Imagine if church was always the first place people in the community went to when they were struggling?
St Francis and St Barnabas in Marsh Green, Wigan is one of those places. A church God has placed in the centre of one of the most deprived areas in our Diocese that has embraced its location and the people in their community and sought to meet them and accept them where they’re at and help them rediscover hope and agency in their lives.
When Denise Hayes arrived at her new post as vicar of St Francis Kitts Green and St Barnabas Marsh Green four years ago, she was quickly confronted with the very present needs in her community leaving church one day when she saw a woman being violently beaten up. Denise knew that the majority of this visible conflict was a result of the internal struggle of addiction, but soon discovered most people in the community were not accessing the support they needed and so she decided to invite support services into the church.
Whilst the organisations using the church buildings don’t have a faith background, some have found meeting in a church benefits the impact of their services
St Francis and St Barnabas now run a Foodbank at St Barnabas Church as well as hosting Addaction, Inspiring Healthy Lifestyles, Sure Start, solicitors, the Council, the Police who all use the building free of charge. This decision to not charge for room hire was not an easy one due to their own limited resources, but God has always provided and some of the groups using the building have contributed to its maintenance when they can. This collaboration with such a variety of services along with the time and resources given by the congregations of St Francis and St Barnabas have enabled the church to become a hub for the community, offering expertise and advice the church would never have been able to provide themselves. Whilst the organisations using the church buildings don’t have a faith background, some have found meeting in a church benefits the impact of their services. Addaction now choose to meet in the church building rather than the hall because their clients are more honest and calmer. The volunteers are also invited to the weekly prayer meetings and some of them have now begun to come along.

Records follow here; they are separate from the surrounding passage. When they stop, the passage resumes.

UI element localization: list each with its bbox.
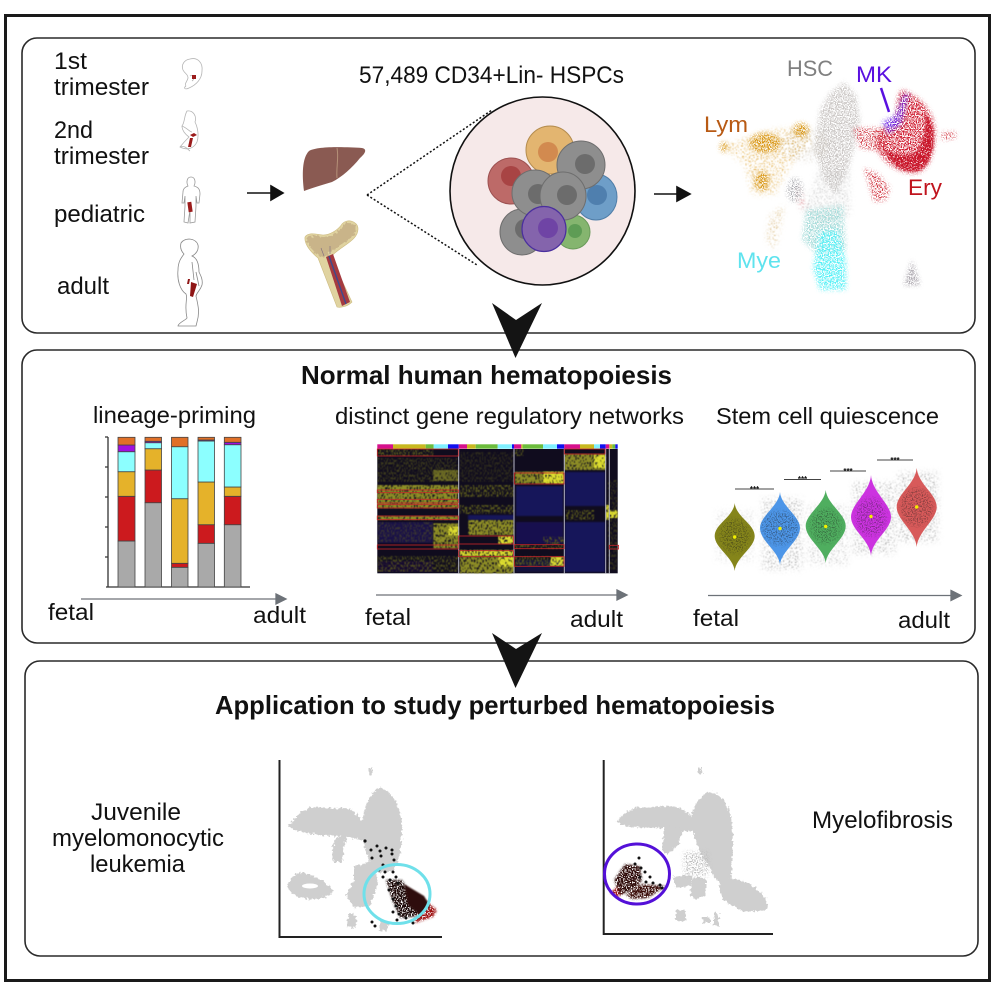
label: Ery: Ery [908,175,942,200]
text: juvenile myelomonocytic leukemia: Juvenile [91,799,181,826]
heading: application: Application to study perturbed hematopoiesis [215,690,775,720]
arrow: fetal to adult, heatmap [376,590,627,600]
heading: normal hematopoiesis: Normal human hematopoiesis [301,360,672,390]
illustration: HSPC cells in circle [450,97,635,285]
violin plots: stem cell quiescence [715,456,938,571]
text: pediatric: pediatric [54,201,145,228]
label: MK: MK [856,62,892,87]
panel: sample sources and atlas [22,38,975,333]
arrow: chevron between lower panels [492,633,542,688]
scatter map: UMAP of lineages [720,82,956,290]
dotted zoom lines [367,110,492,265]
text: juvenile myelomonocytic leukemia: leukemia [90,851,186,878]
violin plots: stem cell quiescence: *** [890,456,901,465]
text: 2nd trimester: 2nd [54,117,93,144]
subheading: gene regulatory networks: distinct gene regulatory networks [335,403,684,429]
text: juvenile myelomonocytic leukemia: myelomonocytic [52,825,224,852]
icon: femur with marrow [305,221,358,307]
text: adult: adult [570,606,624,632]
label: HSC: HSC [787,56,833,81]
label: Mye: Mye [737,248,781,273]
text: myelofibrosis: Myelofibrosis [812,807,953,834]
arrow: chevron between top panels [492,303,542,358]
icon: pediatric body [182,177,200,223]
text: adult: adult [253,602,307,628]
arrow: to tissues [247,186,283,200]
subheading: lineage-priming: lineage-priming [93,402,256,428]
icon: liver [303,147,365,191]
violin plots: stem cell quiescence: *** [798,475,808,484]
text: cell count: 57,489 CD34+Lin- HSPCs [359,62,624,89]
text: adult: adult [898,607,951,633]
heatmap highlighted modules [377,449,619,566]
icon: second trimester fetus [180,111,198,151]
scatter plot: myelofibrosis [604,760,773,934]
significance bars [735,460,913,489]
text: fetal: fetal [365,604,411,630]
panel: perturbed hematopoiesis [25,661,978,956]
heatmap colour strip [377,444,618,449]
arrow: fetal to adult, bars [81,594,286,604]
icon: adult body [178,239,202,326]
text: 2nd trimester: trimester [54,143,149,170]
text: fetal: fetal [48,599,94,625]
text: fetal: fetal [693,605,739,631]
violin plots: stem cell quiescence: *** [750,485,760,494]
stacked bar chart: lineage priming [105,437,250,587]
text: 1st trimester: 1st [54,48,87,75]
scatter plot: JMML [280,760,442,937]
heatmap: gene regulatory networks [377,444,619,573]
icon: first trimester embryo [182,59,202,89]
arrow: fetal to adult, violins [708,590,961,600]
text: adult: adult [57,273,109,300]
MK pointer [881,88,889,112]
violin plots: stem cell quiescence: *** [843,467,854,476]
label: Lym: Lym [704,112,748,137]
arrow: to scatter map [654,187,690,201]
panel: normal human hematopoiesis [22,350,975,643]
text: 1st trimester: trimester [54,74,149,101]
subheading: stem cell quiescence: Stem cell quiescence [716,403,939,429]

Having created a community where those walking through the door know they are welcomed and accepted, the next step was to create more opportunities for people to encounter God and so Denise, Siobhan and the team began to introduce prayer and the breaking of bread at the start of Foodbank. These initial steps towards creating a space for those who came to St Barnabas during the week to connect with God led to conversations about what a new worshipping community could look like and so they explored other Christian communities in similar areas of deprivation and visited Chris Lane, who started a church on the Langworthy Estate in Salford with the Eden Project.
people expect to be judged when they come to church, but when they realise they’re accepted it transforms their understanding of what church and Christianity is about.
Inspired by how their vision of radical hospitality had transformed their community and become the foundation upon which they planted a church Denise, and a small team including two LML’s Ann Fairhurst and Wendy Jones began an afternoon service called Fransabas Clemt for the families who used the Food Bank and the other support services in the week. The team knew this new service would have to look radically different from their other congregations; they sit round tables rather than in rows, the Bible input is short and delivered in a creative way and then they have a song followed by food donated by Fur Clemt. The informal approach to Fransabas Clemt demonstrates there is no expectation placed on how people should behave and there is the freedom for people to talk or go out for a cigarette throughout the gathering. One afternoon a lady walked through the door declaring she wasn’t staying, but by the end of the service she was still there, she stayed for food and then returned the same week. Denise describes how ‘people expect to be judged when they come to church, but when they realise they’re accepted it transforms their understanding of what church and Christianity is about.’
In communities like Marsh Green it can be so easy to limit the church’s impact to handing out supplies creating an unequal relationship between those in the church and those in need, but Denise talks of how the church can learn from communities like Marsh Green because they’re so honest and generous with what they have, rather than believing we have all the answers. The ministry of St Barnabas and St Francis involves working with people to empower them and help the rebuild their lives physically and spiritually by showing them they are loved and accepted and helping them rediscover a sense of agency in their own lives and just recently they have changed the Food Bank to a Food Outlet working with Fur Clemt where Ann Fairhurst developed the idea of people paying £5 per year and £2 every visit and are able to choose what food they want rather than feel like they’re relying on handouts.
In Marsh Green now, when someone is in need, they choose to come to church first, for a cuppa and a chat and they know they will be listened to, accepted and loved
At the beginning of the church’s ministry within this community many found it hard to see how the church would grow because so much energy was spent on serving practical needs, but many of the people visiting St Barnabas during the week are very vulnerable and the church needed to first show it was a safe, loving and accepting place that would not hurt them. The building was also right in the middle of a community with very visible needs and the church needed to respond to this. In Marsh Green now, when someone is in need, they choose to come to church first, for a cuppa and a chat and they know they will be listened to, accepted and loved; it is this Christ-inspired radical hospitality that has led to deep relationships of trust and further opportunities to share the good news about Jesus. St Barnabas and St Francis are not large churches; they have limited resources and a huge missional challenge right on their doorstep but as Denise says ‘it is not us doing anything, it is God who does the work.’ And God is most definitely at work here.